How To Hire The Best People For Your Company
The success of your company is a reflection of the total value of your team. This was never an individual journey. However, hiring the right people is easier said than done and hasty hires who don’t fit the role impacts your ability to scale. Small businesses especially understand how one bad hire can ruin the productivity of the entire team. That’s why entrepreneurs obsess over hiring.
The hiring process is often inadequately prioritized and moreover, outsourced to external recruiters who already have multiple clients to cater to, and likely, yours might not be the priority. Think Microsoft, Google. To begin with, they are paying a lot more and honestly they are an easier sell. Great external recruiters are difficult to find. And most of their random testing of candidates will bear no relation to the skills they’d need in their day-to-day jobs. A lot of us invariably underestimate how time-consuming and difficult it is to hire a fantastic team. Below are a few pointers to help you along the way.
- Build a diverse and inclusive team from the outset and use metrics to hold your leadership team to account. Cultivate your culture in a way that it becomes a talent magnet. Set up each division with its own dedicated marketing plan to ensure tailored communications and messaging. Sent your best engineers and product people to tech talks and conferences to promote your brand and its culture.
- Make use of structured interviewing techniques, along with a scoring system, which helps calibrate interviewers. Quickly move candidates through your recruitment cycle, keep them updated frequently and pay fairly. Gather feedback at each stage, on the process from candidates and make sure you give constructive feedback to those you reject.
- Create a comprehensive picture of what is expected of all your employees, from the executives to all the way down. This may seem daunting, but it will help you hire people who are a true fit for your company and for the position itself and help you move away from merely “plugging holes.”
- Work on ensuring your career portal is engaging, complete with proactive job alerts and making sure there are links to your social networking sites with a common look, feel, consistent branding and engaging job descriptions. Finally, leverage the data at your disposal. How many hits are you getting, from where and what profiles? Using this information and targeting them with advertising is the sort of marketing regularly applied to sales, but all too rarely re-purposed for recruitment. It’s a cost-effective way of hitting the people you want to talk to.
- Look beyond the traditional career sites to find the right candidate. The tried and tested job boards, recruiters, or job postings are not as effective anymore because you’re competing with so many other companies for a limited number of people. This is a quick fix approach, yielding many resumes, but little talent. These approaches might initially appear to get results because you have a volume of people to consider and choose from, however, you’ll soon find out, quantity doesn’t equate to quality.

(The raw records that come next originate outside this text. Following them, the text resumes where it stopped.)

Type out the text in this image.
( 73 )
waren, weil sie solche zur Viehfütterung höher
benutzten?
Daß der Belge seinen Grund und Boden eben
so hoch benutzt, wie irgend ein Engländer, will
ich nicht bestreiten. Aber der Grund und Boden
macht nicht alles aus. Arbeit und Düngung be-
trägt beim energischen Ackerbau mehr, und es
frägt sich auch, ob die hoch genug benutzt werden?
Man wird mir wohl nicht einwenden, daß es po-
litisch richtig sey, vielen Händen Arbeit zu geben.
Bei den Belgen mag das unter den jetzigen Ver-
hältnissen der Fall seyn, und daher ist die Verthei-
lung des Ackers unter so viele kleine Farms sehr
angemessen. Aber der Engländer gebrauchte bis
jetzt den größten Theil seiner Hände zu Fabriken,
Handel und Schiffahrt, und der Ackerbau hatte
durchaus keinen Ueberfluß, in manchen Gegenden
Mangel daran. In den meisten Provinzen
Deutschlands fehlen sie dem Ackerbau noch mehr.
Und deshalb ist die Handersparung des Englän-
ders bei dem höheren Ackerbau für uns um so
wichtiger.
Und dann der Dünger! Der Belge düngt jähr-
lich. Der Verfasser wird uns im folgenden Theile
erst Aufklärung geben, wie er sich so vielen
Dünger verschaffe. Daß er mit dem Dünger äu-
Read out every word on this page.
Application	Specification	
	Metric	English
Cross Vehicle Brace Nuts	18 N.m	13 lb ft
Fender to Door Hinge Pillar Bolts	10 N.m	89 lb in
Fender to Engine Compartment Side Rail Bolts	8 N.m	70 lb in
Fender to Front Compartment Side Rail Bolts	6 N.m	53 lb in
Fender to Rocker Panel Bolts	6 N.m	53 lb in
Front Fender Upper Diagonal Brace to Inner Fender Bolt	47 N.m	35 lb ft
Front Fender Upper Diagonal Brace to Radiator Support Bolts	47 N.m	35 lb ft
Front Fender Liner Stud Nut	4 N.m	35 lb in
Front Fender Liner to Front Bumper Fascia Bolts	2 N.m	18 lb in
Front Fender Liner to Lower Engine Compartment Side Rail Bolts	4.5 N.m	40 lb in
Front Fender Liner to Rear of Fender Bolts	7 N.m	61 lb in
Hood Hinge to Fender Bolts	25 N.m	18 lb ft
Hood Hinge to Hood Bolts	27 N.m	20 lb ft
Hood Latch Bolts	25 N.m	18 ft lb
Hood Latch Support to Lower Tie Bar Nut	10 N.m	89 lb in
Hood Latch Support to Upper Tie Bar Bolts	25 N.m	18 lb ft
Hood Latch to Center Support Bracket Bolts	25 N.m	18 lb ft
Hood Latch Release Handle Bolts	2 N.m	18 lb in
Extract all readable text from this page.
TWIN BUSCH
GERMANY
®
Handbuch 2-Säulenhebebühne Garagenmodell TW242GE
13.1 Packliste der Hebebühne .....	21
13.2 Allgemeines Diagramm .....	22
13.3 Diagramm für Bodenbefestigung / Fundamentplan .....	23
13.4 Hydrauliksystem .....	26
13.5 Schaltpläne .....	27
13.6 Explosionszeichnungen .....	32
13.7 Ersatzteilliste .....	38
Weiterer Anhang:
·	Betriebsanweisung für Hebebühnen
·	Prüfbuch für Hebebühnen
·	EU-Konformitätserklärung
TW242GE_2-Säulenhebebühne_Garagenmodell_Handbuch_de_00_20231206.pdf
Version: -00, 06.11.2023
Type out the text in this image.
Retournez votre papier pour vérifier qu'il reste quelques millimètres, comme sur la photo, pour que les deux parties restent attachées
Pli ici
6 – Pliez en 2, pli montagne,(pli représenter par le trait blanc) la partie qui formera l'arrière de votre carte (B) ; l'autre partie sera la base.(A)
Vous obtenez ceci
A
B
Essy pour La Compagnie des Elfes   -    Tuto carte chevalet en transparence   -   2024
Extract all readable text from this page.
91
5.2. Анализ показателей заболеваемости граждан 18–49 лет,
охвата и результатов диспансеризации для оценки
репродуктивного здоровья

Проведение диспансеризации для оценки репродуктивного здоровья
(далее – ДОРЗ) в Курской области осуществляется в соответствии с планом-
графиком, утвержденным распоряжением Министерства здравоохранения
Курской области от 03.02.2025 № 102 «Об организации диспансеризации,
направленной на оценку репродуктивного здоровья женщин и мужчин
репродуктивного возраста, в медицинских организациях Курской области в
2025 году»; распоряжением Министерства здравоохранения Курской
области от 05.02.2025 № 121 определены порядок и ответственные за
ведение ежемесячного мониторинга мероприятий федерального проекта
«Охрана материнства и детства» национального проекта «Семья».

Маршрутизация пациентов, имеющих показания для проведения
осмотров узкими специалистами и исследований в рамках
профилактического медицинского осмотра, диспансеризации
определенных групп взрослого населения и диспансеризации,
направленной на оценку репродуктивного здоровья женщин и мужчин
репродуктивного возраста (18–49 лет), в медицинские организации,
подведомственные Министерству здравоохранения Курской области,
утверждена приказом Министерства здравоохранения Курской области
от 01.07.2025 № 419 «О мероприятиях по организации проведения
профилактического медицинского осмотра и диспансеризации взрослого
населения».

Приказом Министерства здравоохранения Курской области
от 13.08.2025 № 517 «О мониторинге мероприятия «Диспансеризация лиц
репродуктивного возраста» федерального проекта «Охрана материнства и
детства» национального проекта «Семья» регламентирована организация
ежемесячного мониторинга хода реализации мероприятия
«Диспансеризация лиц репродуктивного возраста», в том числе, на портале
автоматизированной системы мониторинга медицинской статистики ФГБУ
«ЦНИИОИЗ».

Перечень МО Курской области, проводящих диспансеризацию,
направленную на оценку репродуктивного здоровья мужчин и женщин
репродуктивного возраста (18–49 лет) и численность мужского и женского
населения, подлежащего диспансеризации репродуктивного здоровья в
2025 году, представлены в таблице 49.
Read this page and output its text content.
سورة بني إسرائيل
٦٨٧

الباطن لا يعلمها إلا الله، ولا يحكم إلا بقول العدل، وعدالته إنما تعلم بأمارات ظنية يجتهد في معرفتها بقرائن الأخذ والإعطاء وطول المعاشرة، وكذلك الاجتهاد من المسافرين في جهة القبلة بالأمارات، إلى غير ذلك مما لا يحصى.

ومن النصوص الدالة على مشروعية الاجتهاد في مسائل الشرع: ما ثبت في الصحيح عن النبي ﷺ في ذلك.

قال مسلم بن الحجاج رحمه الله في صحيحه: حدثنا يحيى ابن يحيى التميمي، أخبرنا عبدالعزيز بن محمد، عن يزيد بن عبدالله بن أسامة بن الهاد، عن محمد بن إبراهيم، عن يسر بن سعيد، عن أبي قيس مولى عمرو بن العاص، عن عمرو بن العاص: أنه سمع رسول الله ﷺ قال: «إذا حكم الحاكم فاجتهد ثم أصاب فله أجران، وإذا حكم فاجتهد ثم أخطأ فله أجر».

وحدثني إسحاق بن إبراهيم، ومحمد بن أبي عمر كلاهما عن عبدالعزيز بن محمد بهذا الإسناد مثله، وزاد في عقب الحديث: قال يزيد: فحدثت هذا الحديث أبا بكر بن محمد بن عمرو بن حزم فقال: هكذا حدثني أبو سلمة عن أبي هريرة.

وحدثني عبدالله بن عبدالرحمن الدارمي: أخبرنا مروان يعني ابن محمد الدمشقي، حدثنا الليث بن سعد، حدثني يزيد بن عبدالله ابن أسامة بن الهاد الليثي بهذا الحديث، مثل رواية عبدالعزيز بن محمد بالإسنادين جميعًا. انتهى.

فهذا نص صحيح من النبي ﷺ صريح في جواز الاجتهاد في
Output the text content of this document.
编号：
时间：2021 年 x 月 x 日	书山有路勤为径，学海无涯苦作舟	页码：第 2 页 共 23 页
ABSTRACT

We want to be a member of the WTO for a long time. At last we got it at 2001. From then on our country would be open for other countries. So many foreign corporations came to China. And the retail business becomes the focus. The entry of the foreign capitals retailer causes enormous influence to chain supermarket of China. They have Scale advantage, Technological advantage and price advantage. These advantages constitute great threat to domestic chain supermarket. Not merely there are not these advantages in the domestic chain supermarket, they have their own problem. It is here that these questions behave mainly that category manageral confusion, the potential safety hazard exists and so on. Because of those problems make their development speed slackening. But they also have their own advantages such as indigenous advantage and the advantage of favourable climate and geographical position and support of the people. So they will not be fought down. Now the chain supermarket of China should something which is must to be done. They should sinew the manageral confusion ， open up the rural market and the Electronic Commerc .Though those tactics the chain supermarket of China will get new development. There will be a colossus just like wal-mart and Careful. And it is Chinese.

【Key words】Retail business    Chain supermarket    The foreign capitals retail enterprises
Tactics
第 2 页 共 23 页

- End of the day, you’ll start hunting for the best candidates yourself. Take a look at niche career websites and advertise on your own website. This is as good a place to start as any. Go a step further and sign up on LinkedIn and stalk some of the groups there. It’s where qualified candidates get headhunted. This is the whole point of LinkedIn. Even if you don’t find someone here, you will remain visible, and you’re still building relationships for the future.
- Get your employees more involved in the entire recruiting and hiring process. This does not always mean rebooting the Employee Referral Programme with increased amounts of money. It’s more about rebooting the spirit of the programme which could help you drive referral rates by a considerable amount.
- It's a good start to offer a competitive compensation package, but consider incorporating other attractive perks as well. Good talent is drawn to organizations that take care of their employees. For instance, working mothers will appreciate a flexible schedule to help them strike a better work-life balance. Millennials are increasingly seeking employers who offer remote work arrangements. This can be managed as long as deliverables are produced on time and within budget.
- Hire employees who naturally fit into the company culture. Overall, attitude is a better gauge than the right skill sets when it comes to finding the right candidate. People who genuinely believe in your company’s vision will embrace the company culture. You can impart technical know-how, but a good work ethic is an innate quality which can’t easily be taught. The most successful businesses understand this. People who are passionate about your brand will go a step further to ensure your company becomes a success.
- Be proactive in your recruitment efforts. Building your talent pipeline and searching for candidates should be an ongoing process, even if all the roles in your company are filled. Don’t wait for a vacancy to open up before you begin looking for qualified talent to join your team. Take the time out to canvass your file of shortlisted candidates and keep the lines of communication open. When an opening does come up in the future, having the right candidates on file will save you considerable time and resources.
- It will be a lot easier to not only find qualified candidates but to attract the cream of the crop when you are known as an employer of choice in your industry. So, maintain a good reputation as an employer.
- Lastly, don’t forget to create an overwhelming and delightful onboarding process. And remember, do not make a compromise hire. It's better to wait and search a while longer for the right person than to settle for a less than ideal candidate. You won’t get the results you hope for from a mediocre employee. It’s better to take three months to hire a great employee than hiring somebody mediocre who quits in a year. So, don’t compromise your hiring standards. Additionally, you have many hidden costs associated with this turnover, from training to morale, to service errors, to customer frustration. There’s a reason why many organizations have entire departments dedicated to this. Your company can only be as strong as the people driving it forward.